Balanchine's work turns 50 this year, but it is eternally youthful in its wit, characterizations, and sheer dance fluency. It was his first full-evening narrative ballet after 1954's "The Nutcracker" and the only one he made that was not based on a 19th-century ballet he knew from his Russian training. He knew Shakespeare's play intimately, having performed as a child in a St. Petersburg production, and spent two decades carefully selecting appropriate Mendelssohn scores to add to the well-known 1842 incidental music the composer wrote for a production of the play.

His compilation shows no seams and is ideally suited to the dramatic momentum. It includes highly familiar music but also lesser-known pieces. A particularly suitable choice was the shimmering, poignant String Symphony No. 9, composed when Mendelssohn was 14, to which Balanchine set the Act 2 divertissement that celebrates the reaffirmation of love and harmony after the hectic, madcap adventures of Act 1.

The entire play is telescoped into that first act, with a proud, regal Titania and a compact, virtuoso Oberon holding court separately in the woods following their initial hostile standoff. The two sets of lovers are delineated with comic flair as well as tender sympathy for their foibles; a particular highlight is a turbulent, fearful solo for Hermia once Lysander, under enchantment, has abandoned her to follow Helena. Perhaps most memorable is the role of Puck, who becomes a fleet, airborne scamp who meddles with winning charm.
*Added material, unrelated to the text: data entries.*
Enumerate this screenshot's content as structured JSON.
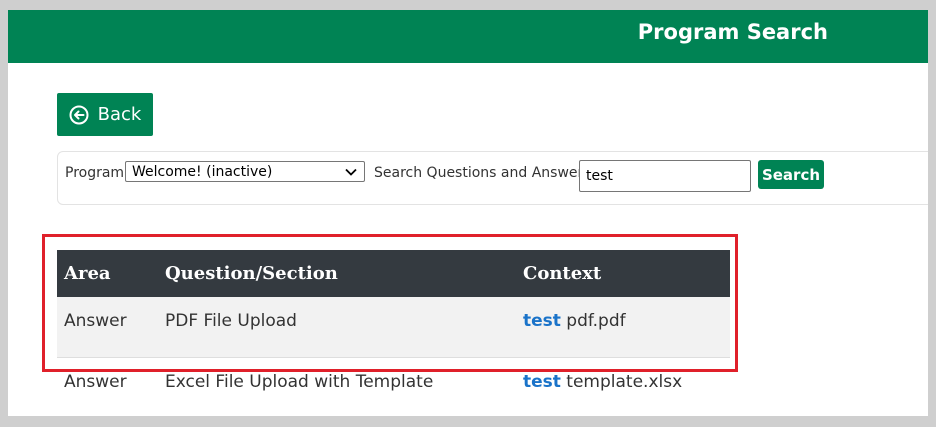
{
  "header": {
    "title": "Program Search"
  },
  "back_button": {
    "label": "Back"
  },
  "search_bar": {
    "program_label": "Program",
    "program_selected": "Welcome! (inactive)",
    "qa_label": "Search Questions and Answers",
    "query_value": "test",
    "search_label": "Search"
  },
  "table": {
    "headers": {
      "area": "Area",
      "question": "Question/Section",
      "context": "Context"
    },
    "rows": [
      {
        "area": "Answer",
        "question": "PDF File Upload",
        "match": "test",
        "rest": " pdf.pdf"
      },
      {
        "area": "Answer",
        "question": "Excel File Upload with Template",
        "match": "test",
        "rest": " template.xlsx"
      }
    ]
  },
  "colors": {
    "brand_green": "#008354",
    "table_header": "#343a40",
    "match_blue": "#1a73c9",
    "annotation_red": "#e0202a"
  }
}
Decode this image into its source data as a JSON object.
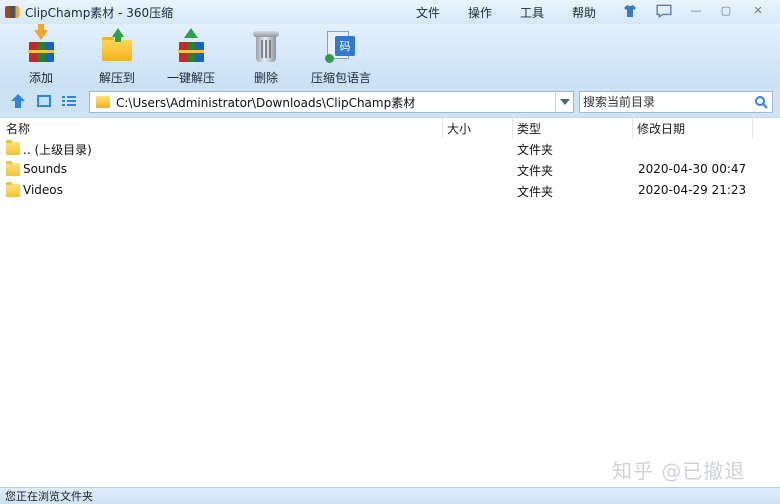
{
  "window": {
    "title": "ClipChamp素材 - 360压缩",
    "menu": [
      "文件",
      "操作",
      "工具",
      "帮助"
    ],
    "controls": {
      "skin": "shirt-icon",
      "feedback": "message-icon",
      "minimize": "—",
      "maximize": "▢",
      "close": "✕"
    }
  },
  "toolbar": {
    "items": [
      {
        "label": "添加",
        "icon": "add-archive-icon"
      },
      {
        "label": "解压到",
        "icon": "extract-to-icon"
      },
      {
        "label": "一键解压",
        "icon": "one-click-extract-icon"
      },
      {
        "label": "删除",
        "icon": "trash-icon"
      },
      {
        "label": "压缩包语言",
        "icon": "archive-language-icon"
      }
    ],
    "language_badge": "码"
  },
  "address": {
    "path": "C:\\Users\\Administrator\\Downloads\\ClipChamp素材"
  },
  "search": {
    "placeholder": "搜索当前目录"
  },
  "columns": {
    "name": "名称",
    "size": "大小",
    "type": "类型",
    "modified": "修改日期"
  },
  "rows": [
    {
      "name": ".. (上级目录)",
      "size": "",
      "type": "文件夹",
      "modified": ""
    },
    {
      "name": "Sounds",
      "size": "",
      "type": "文件夹",
      "modified": "2020-04-30 00:47"
    },
    {
      "name": "Videos",
      "size": "",
      "type": "文件夹",
      "modified": "2020-04-29 21:23"
    }
  ],
  "watermark": "知乎 @已撤退",
  "status": "您正在浏览文件夹",
  "colors": {
    "accent": "#2f7ad0",
    "folder": "#f3c236",
    "chrome": "#cfe3f7"
  }
}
Ashton's single-act 1964 "The Dream" (part of ABT's repertory for a decade) provides fascinating contrasts to the Balanchine version. Ashton's Titania and Oberon are conceived in an entirely different vein, and when they resolve their differences, they close the evening with one of the most luxuriantly rapturous duets in all of ballet. His Puck is an especially dynamic, delightful creation; this is a signature role for Herman Cornejo, who is happily back in excellent form after being sidelined last season. Ashton's Bottom, the rare role in which a male dancer performs in toe shoes, is a truly inspired creation whose dramatic arc is particularly touching.
So prepare to go into the woods at the ballet during June: With multiple performances and multiple casts in these two timeless works, abundant delights are in store.